A new spectrum observatory in Brussels: providing data to inform policy decisions
Every day the number of devices connected to wireless internet creeps closer to the 1 billion mark. The radio spectrum currently available for wireless internet is getting strained, access points and base stations are becoming overloaded and prices for consumers are rising. The new Microsoft Spectrum Observatory in Brussels shows that this does not have to be the case.
Microsoft has been exploring how to improve the utilization of available spectrum for a decade or so. We’ve looked at devices that opportunistically access unused spectrum, for example, TV White Spaces technology that work without disrupting TV broadcasts. We’ve also found ways to measure how the allocated spectrum is being used (or not). Our Spectrum Observatory represents an important breakthrough in this regard.
The Spectrum Observatory has been developed to give regulators and policy makers access to the latest information on the usage of wireless spectrum. Most policy makers agree that the way spectrum has been allocated lies at the heart of the current spectrum shortage but before making any significant changes to the underlying legislation they need information on how, when and which spectrum is being used. The Spectrum Observatory provides a one-stop solution for spectrum usage data. It helps collect and analyse the data, and helps inform decisions on which spectrum bands are the most appropriate immediate targets for expanded spectrum sharing. Microsoft’s first two installations, at our headquarters in Redmond and in Washington, D.C., have both been put to good use over the past few months.
The decision to launch the next Spectrum Observatory in Brussels was easy to make. Regulators around Europe have become increasingly interested in dynamic spectrum access. In the autumn of 2012 the European Commission put out a Communication on promoting the shared use of radio spectrum and there has been strong interest from regulators in Ireland, UK and Finland in trials and commercial pilots of the TV White Spaces technology.
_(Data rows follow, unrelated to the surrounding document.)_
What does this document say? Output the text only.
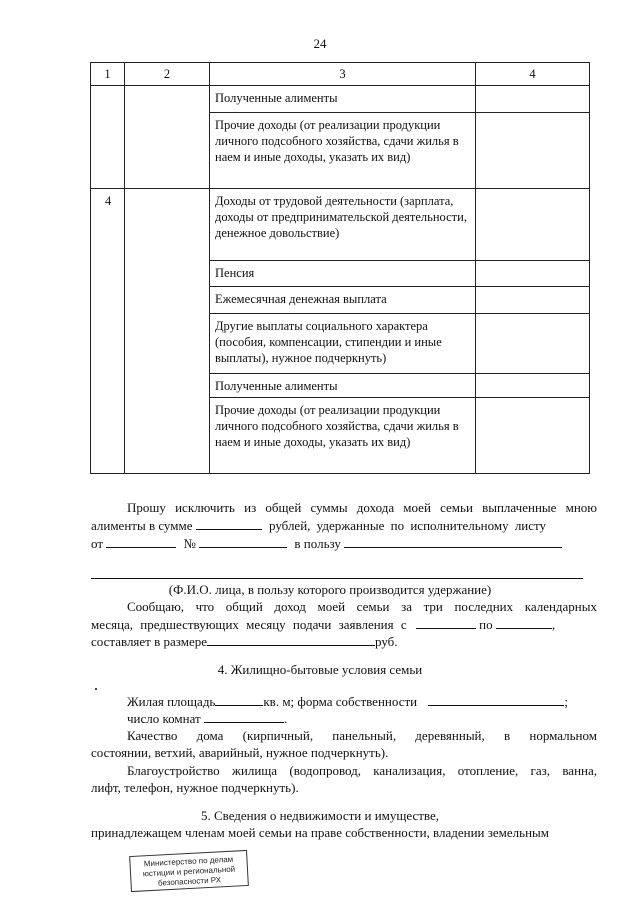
24
1	2	3	4
		Полученные алименты	
		Прочие доходы (от реализации продукции личного подсобного хозяйства, сдачи жилья в наем и иные доходы, указать их вид)	
4		Доходы от трудовой деятельности (зарплата, доходы от предпринимательской деятельности, денежное довольствие)	
		Пенсия	
		Ежемесячная денежная выплата	
		Другие выплаты социального характера (пособия, компенсации, стипендии и иные выплаты), нужное подчеркнуть)	
		Полученные алименты	
		Прочие доходы (от реализации продукции личного подсобного хозяйства, сдачи жилья в наем и иные доходы, указать их вид)	
Прошу исключить из общей суммы дохода моей семьи выплаченные мною
алименты в сумме	рублей, удержанные по исполнительному листу
от	№	в пользу
(Ф.И.О. лица, в пользу которого производится удержание)
Сообщаю, что общий доход моей семьи за три последних календарных
месяца, предшествующих месяцу подачи заявления с	по	,
составляет в размере	руб.
4. Жилищно-бытовые условия семьи
Жилая площадь	кв. м; форма собственности	;
число комнат	.
Качество дома (кирпичный, панельный, деревянный, в нормальном
состоянии, ветхий, аварийный, нужное подчеркнуть).
Благоустройство жилища (водопровод, канализация, отопление, газ, ванна,
лифт, телефон, нужное подчеркнуть).
5. Сведения о недвижимости и имуществе,
принадлежащем членам моей семьи на праве собственности, владении земельным
Министерство по делам
юстиции и региональной
безопасности РХ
Collecting and visualizing the data
The Spectrum Observatory draws on data collected via monitoring stations, which rely on a RFeye device manufactured by our UK-based partner CRFS. The device completes a scan of transmitted signals across a frequency range of 30 MHz to 6 GHz (a range typically used for television broadcasting, cordless phones, walkie-talkies, satellite communication, and numerous other applications) every three seconds, measuring the power of the signals. Once the raw readings for power spectral density are collected, they are stored and processed for visualization through the Microsoft Azure Cloud platform and made available for interactive viewing.
The system currently supports three different visualizations of the data: a spectrogram, occupancy chart, and power density chart. The spectrogram is a time-versus-frequency waterfall plot, which shows how the measured values change over time. The other two plots, occupancy and power density, provide views of the data aggregated over different time periods, including an estimate of the percentage of time that a particular frequency band is being used and the signal strength.
Figure 1 – Occupancy Chart of a portion of the UHF band
The chart above represents an example of the information the Spectrum Observatory can provide. It looks at last week’s usage of the ultra-high frequency (UHF) band between 400 MHz and 1 GHz in Brussels and demonstrates that not all parts of the spectrum are occupied at any one time. However, this is just a small example of the functionality available.
We hope that you will be able to explore its full potential at http://spectrum-observatory.cloudapp.net/ and that will provide a useful starting point for an ongoing conversation about innovation in the frequency allocation space to support new technologies like TV White Spaces and dynamic spectrum access.